Trade credit risk management Plus Trade Credit Finance & Trade credit Insurance

Trade credit risk management Plus Trade Credit Finance & Trade credit Insurance

What is Trade credit management?

credit risk (default and dilution risk) requires the implementation of a credit risk management system that exploits the broad knowledge developed by financing supply relationshipsr

What is Trade Credit Finance ?

For many businesses, trade credit is an essential tool for financing growth. Trade credit is the credit extended to you by suppliers who let you buy now and pay later. Any time you take delivery of materials, equipment or other valuables without paying cash on the spot, you're using trade credit.

What is Trade credit Insurance?

Trade credit insurance protects manufacturers, traders and service providers against losses from non-payment of a commercial trade debt. If a buyer does not pay (often due to bankruptcy or insolvency) or pays very late, the trade credit insurance policy will pay out a percentage of the outstanding debt.

Accounts receivables typically represent more than 40% of a company’s assets, but one in 10 invoices become delinquent. Trade credit insurance can prevent bankruptcies, help companies manage credit, and even present opportunities for business expansion in the increasingly connected global marketplace.

What risks does trade credit insurance cover?

The primary function of trade credit insurance is to protect sellers against buyers that do not or cannot pay. It insures against a buyer that has declared bankruptcy, insolvency or a similar legal status, as well as protecting insureds against buyers who delay payments under a bankruptcy protection arrangement.

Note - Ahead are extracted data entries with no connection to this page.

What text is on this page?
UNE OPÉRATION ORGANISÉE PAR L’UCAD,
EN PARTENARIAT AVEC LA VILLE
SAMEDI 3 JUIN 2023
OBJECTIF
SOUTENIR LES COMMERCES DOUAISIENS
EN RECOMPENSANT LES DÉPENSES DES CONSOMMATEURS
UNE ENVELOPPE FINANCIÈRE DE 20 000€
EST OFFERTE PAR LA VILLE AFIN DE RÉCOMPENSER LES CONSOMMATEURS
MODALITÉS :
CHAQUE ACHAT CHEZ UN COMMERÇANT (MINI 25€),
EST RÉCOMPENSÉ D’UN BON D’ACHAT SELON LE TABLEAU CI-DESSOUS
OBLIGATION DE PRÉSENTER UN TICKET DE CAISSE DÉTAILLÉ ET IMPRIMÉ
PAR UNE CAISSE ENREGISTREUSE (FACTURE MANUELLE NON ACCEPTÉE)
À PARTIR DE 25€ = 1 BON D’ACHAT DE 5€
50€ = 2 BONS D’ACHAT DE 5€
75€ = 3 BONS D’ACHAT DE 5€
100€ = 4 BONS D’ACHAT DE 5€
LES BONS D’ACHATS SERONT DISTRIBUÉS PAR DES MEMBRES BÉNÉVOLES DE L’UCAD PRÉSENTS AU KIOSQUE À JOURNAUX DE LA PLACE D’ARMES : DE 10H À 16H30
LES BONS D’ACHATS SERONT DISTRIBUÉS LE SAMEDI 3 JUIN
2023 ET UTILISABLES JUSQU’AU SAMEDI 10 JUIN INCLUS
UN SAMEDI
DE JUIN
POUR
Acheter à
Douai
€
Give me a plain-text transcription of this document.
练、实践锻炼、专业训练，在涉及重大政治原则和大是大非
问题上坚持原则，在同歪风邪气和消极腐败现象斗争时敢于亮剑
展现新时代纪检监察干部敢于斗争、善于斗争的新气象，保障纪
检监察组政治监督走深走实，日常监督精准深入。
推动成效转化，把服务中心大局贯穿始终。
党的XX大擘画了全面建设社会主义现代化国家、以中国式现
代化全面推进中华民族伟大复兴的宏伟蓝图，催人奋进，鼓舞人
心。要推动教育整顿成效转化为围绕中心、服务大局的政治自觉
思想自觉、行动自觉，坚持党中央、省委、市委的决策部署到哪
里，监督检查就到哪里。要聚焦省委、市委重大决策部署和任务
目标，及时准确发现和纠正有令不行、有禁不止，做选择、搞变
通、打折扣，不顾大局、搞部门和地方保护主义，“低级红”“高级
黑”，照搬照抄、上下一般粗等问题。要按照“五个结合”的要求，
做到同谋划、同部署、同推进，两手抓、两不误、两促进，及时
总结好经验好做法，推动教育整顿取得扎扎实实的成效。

The International Credit Insurance & Surety Association explains: “If a buyer does not pay, the trade credit insurance policy will pay out a percentage of the outstanding debt. This percentage usually ranges from 75% to 95% of the invoice amount, but may be higher or lower depending on the type of cover that was purchased.

“Trade credit insurance policies are flexible and allow the policyholder to cover the entire portfolio or just the key accounts against corporate insolvency, bankruptcy and bad debts. The most common type of cover is so-called Whole Turnover Cover, which covers all buyers of the policy holder.”

What’s not covered by a trade credit insurance policy?

The risk being transferred has to connect directly to an underlying trade transaction. If no direct trade link exists, outstanding debts cannot be covered by a trade credit insurance policy.

What are the alternatives to trade credit insurance?

The main alternative to trade credit insurance is self-insurance, a practice particularly popular in the US where trade credit insurance take-up is lower than 5%. Businesses that choose to self-insure can put a reserve on their balance sheet to cover any bad debt that may incur over a financial year.

When should companies purchase trade credit insurance?

Firms tend to turn to trade credit insurance when they have a credit problem or foresee exposure in the near future – but that’s often too late for insurers to take on the risk. North America chief economist Yue Ma commented: “Trade credit insurance can help companies apply longer term risk management strategies. We would advise firms to consider trade credit insurance when business is good, so that when a problem does strike, they don’t find themselves trying to get coverage for an uninsurable risk.”